The Welshman impressed once again in a stunning Dolomite finish at Tre Cime di Lavaredo. He was able to go with Roglič as he attacked and they distanced Almeida for another 20 seconds. Thomas lost three seconds to Roglič on the last breath towards the finish line, but insisted that the result did not reflect his chances of tomorrow.
Ahead of Saturday’s 18.6km Monte Lussari mountain time trial, Thomas leads Roglič by just 26 seconds with Almedia trailing 59 seconds.
“There was a lot of climbing and the last climb was especially difficult,” Thomas explained after the stage, reviewing the day’s action.
“It was a tough and solid day, but the guys ran very well again. We expected Jumbo-Visma or UAE Team Emirates to try to make it to the stage, but that didn’t happen, so we were confident that we could make it to the stage.”
Thomas matched Roglič’s low-speed climbs and even tested his own kick on the last steep corner to the finish. However, it cost him three precious seconds.
“When I went with 400m to go, I realized after just 100m that it was a long way at altitude,” Thomas joked.
“I lost three seconds on Primož but I was happy to gain time on João. Now everything is on the line for tomorrow, it’s going to be very close.”
Thomas shrugged off a question about whether he will lose the Giro d’Italia for the three seconds he lost at the Tre Cime di Lavaredo finish line. He believes the longer, more gradual, more paced effort required for the mountain time trial is more his thing.
“The time trial will be a different effort. We did a one-minute sprint and that’s Primož’s forte. Tomorrow is a long effort, so it’s different,” said Thomas.
“The hardest part of the climb is five kilometers at 15% or something crazy.

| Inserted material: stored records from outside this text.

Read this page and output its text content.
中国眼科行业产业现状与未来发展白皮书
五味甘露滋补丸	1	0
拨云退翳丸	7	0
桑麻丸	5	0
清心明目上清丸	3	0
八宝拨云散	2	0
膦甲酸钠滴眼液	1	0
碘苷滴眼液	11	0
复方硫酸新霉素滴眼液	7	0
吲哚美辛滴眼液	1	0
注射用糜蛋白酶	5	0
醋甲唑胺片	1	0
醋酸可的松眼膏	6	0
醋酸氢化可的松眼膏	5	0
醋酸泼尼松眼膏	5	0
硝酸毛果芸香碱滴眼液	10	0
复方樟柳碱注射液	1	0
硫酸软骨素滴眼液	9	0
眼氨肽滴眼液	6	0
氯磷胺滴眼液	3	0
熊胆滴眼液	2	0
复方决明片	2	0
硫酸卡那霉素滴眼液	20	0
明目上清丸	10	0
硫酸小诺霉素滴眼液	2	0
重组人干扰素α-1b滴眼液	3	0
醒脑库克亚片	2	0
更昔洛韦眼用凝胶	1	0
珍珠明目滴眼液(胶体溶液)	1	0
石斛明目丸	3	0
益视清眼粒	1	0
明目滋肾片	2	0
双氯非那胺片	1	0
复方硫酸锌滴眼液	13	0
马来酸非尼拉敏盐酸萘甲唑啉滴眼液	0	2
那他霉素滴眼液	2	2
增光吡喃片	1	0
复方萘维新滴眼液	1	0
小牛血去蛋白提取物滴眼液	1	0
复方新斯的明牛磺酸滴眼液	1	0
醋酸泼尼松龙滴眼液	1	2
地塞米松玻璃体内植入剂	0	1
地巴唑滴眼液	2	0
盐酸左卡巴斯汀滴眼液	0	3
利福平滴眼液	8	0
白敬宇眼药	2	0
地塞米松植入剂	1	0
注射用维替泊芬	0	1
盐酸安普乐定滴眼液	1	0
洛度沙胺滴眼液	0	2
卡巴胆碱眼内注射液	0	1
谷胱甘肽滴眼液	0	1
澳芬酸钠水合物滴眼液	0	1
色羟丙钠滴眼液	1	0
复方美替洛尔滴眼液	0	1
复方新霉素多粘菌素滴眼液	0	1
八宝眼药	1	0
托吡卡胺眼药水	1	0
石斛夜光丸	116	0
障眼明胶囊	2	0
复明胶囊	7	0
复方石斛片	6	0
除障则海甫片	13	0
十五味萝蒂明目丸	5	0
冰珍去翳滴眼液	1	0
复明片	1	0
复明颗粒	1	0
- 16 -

It’s a decent lead and I’d rather have it than a deficit, but it’s going to be very difficult. Primož is riding well and Almeida is great at keeping up.” so it’s not over. I’m going to have to get there as fast as I can.
“It’s an unknown effort, we hardly ever do a mountain time trial, but it’s the same for everyone. I’m going to try to accelerate all the way to the line. Hopefully I can finish it.”
Thomas has a chronological and psychological advantage over Roglič, but he has to drive perfectly on the 11km of flat roads, execute his bike change with precision and then manage his effort on the steep climb to the finish.
The riders can do a final workout on the Monte Lussari course early on Saturday morning and Thomas confirmed that he will practice his bike-changing technique with the Ineos Grenadiers mechanics.
He will start last in the pink jersey and will have time controls on Almeida and especially Roglič. Thomas never rushes towards power, preferring to listen to his body and control his effort.
“I need to focus on myself and get that climb up as fast as possible and hopefully that will win me the Giro. I can’t say I’m looking forward to it but it will be nice to see,” he predicted.
“I also have to stay strong mentally because if I don’t have time, I have to follow my pace which will get me to the finish line as fast as possible. Time trials are a great mental game and especially this one.”